Carlos Alcaraz continua a brillare nel circuito ATP. Nel 2026 il tennista spagnolo non ha ancora conosciuto la sconfitta, con una striscia impressionante di vittorie che lo rende, agli occhi degli appassionati, praticamente imbattibile. Dopo il successo agli Australian Open e il trionfo al torneo di Doha, il numero 1 del mondo sta dettando legge in ogni torneo che disputa.
Nonostante i risultati straordinari, però, arriva una riflessione da parte di uno dei volti più noti del tennis italiano: Vincenzo Santopadre, ex allenatore di Matteo Berrettini. Intervistato nei media sportivi, Santopadre ha elogiato la maturità e il carattere competitivo di Alcaraz, ma ha anche sollevato una domanda che fa riflettere il mondo del tennis.
“Si vede che si diverte in campo, in allenamento e durante i tornei; non è un piacere legato soltanto alle vittorie. Ma l’unico vero punto interrogativo è: quanto potrà durare tutto questo?” ha spiegato Santopadre, sottolineando come la motivazione sia ciò che ha contraddistinto i grandi campioni di sempre come Roger Federer, Novak Djokovic e Rafael Nadal, capaci di restare affamati di successi nonostante una carriera costellata di titoli.
Santopadre ha voluto però anche sottolineare come Alcaraz abbia compiuto un significativo salto di qualità nella gestione dei momenti difficili: “Ha vinto partite complesse negli Slam, ha mostrato elasticità mentale. Ora affronta le fasi complicate con più calma e intelligenza”, ha aggiunto, evidenziando come lo spagnolo non si limiti a dominare quando tutto fila liscio, ma sappia rialzarsi nelle situazioni di pressione.

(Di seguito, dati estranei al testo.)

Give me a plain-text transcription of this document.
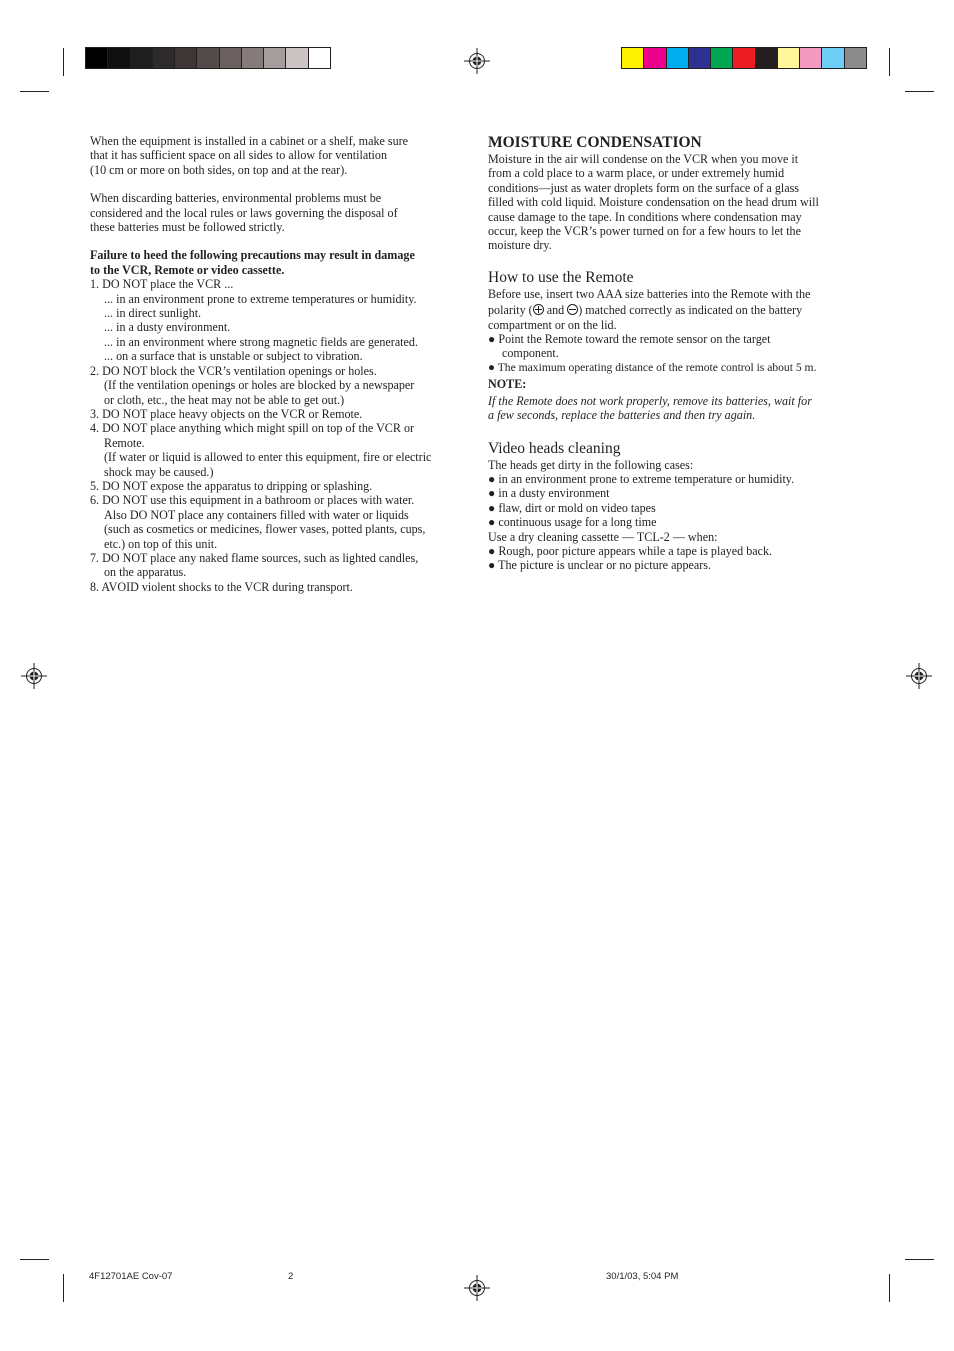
When the equipment is installed in a cabinet or a shelf, make sure

that it has sufficient space on all sides to allow for ventilation

(10 cm or more on both sides, on top and at the rear).

When discarding batteries, environmental problems must be

considered and the local rules or laws governing the disposal of

these batteries must be followed strictly.

Failure to heed the following precautions may result in damage

to the VCR, Remote or video cassette.

1. DO NOT place the VCR ...

... in an environment prone to extreme temperatures or humidity.

... in direct sunlight.

... in a dusty environment.

... in an environment where strong magnetic fields are generated.

... on a surface that is unstable or subject to vibration.

2. DO NOT block the VCR’s ventilation openings or holes.

(If the ventilation openings or holes are blocked by a newspaper

or cloth, etc., the heat may not be able to get out.)

3. DO NOT place heavy objects on the VCR or Remote.

4. DO NOT place anything which might spill on top of the VCR or

Remote.

(If water or liquid is allowed to enter this equipment, fire or electric

shock may be caused.)

5. DO NOT expose the apparatus to dripping or splashing.

6. DO NOT use this equipment in a bathroom or places with water.

Also DO NOT place any containers filled with water or liquids

(such as cosmetics or medicines, flower vases, potted plants, cups,

etc.) on top of this unit.

7. DO NOT place any naked flame sources, such as lighted candles,

on the apparatus.

8. AVOID violent shocks to the VCR during transport.

MOISTURE CONDENSATION

Moisture in the air will condense on the VCR when you move it

from a cold place to a warm place, or under extremely humid

conditions—just as water droplets form on the surface of a glass

filled with cold liquid. Moisture condensation on the head drum will

cause damage to the tape. In conditions where condensation may

occur, keep the VCR’s power turned on for a few hours to let the

moisture dry.

How to use the Remote

Before use, insert two AAA size batteries into the Remote with the

polarity (
and
) matched correctly as indicated on the battery

compartment or on the lid.

● Point the Remote toward the remote sensor on the target

component.

● The maximum operating distance of the remote control is about 5 m.

NOTE:

If the Remote does not work properly, remove its batteries, wait for

a few seconds, replace the batteries and then try again.

Video heads cleaning

The heads get dirty in the following cases:

● in an environment prone to extreme temperature or humidity.

● in a dusty environment

● flaw, dirt or mold on video tapes

● continuous usage for a long time

Use a dry cleaning cassette — TCL-2 — when:

● Rough, poor picture appears while a tape is played back.

● The picture is unclear or no picture appears.

4F12701AE Cov-07	2	30/1/03, 5:04 PM
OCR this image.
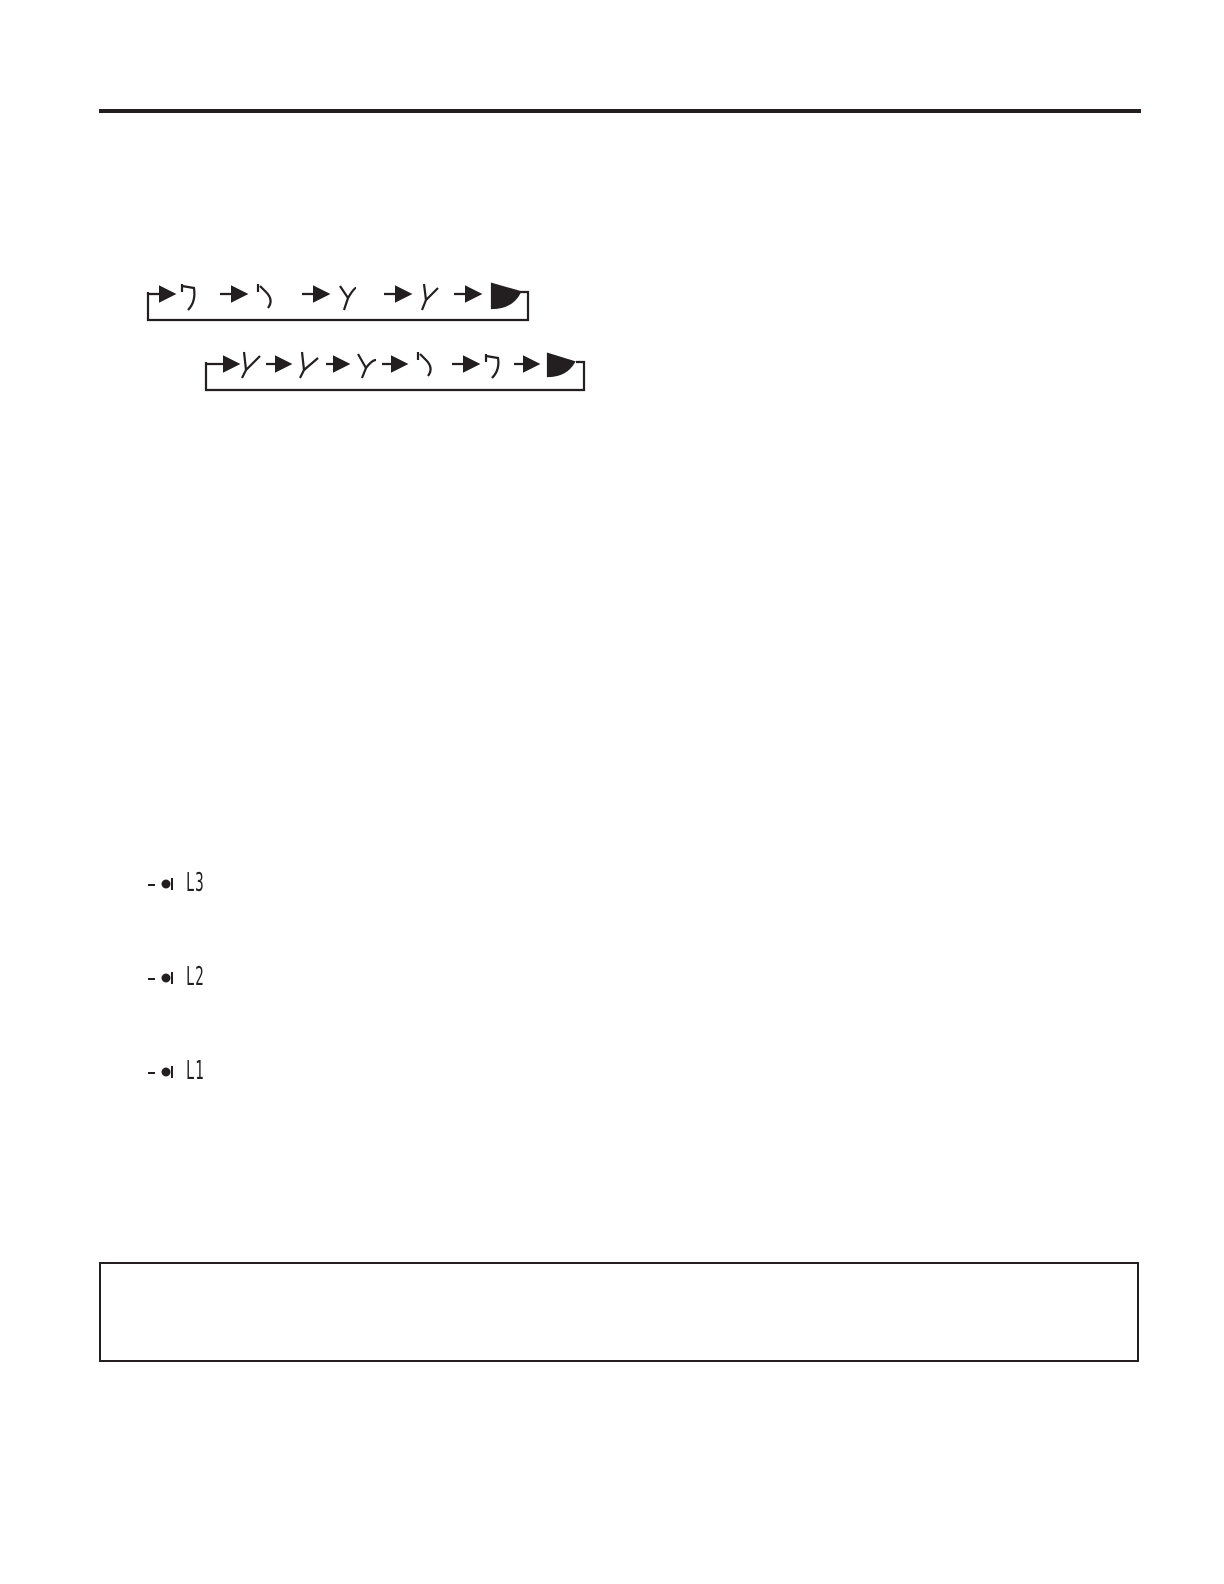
L3
L2
L1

Con un palmarès che, a soli 22 anni, comprende già diversi titoli dello Slam, Alcaraz sta scrivendo pagine importanti della storia del tennis contemporaneo. Tuttavia, come suggerisce Santopadre, la sfida più grande potrebbe non essere sul campo da gioco, ma dentro la testa di un campione già proiettato verso l’eternità.
La risposta finale, naturalmente, spetta al diretto interessato. Se la sua fame di vittorie e la gioia di giocare rimarranno intatte, Alcaraz potrebbe davvero dominare il circuito per molti anni a venire — e forse entrare nel club ristretto dei più grandi di tutti i tempi.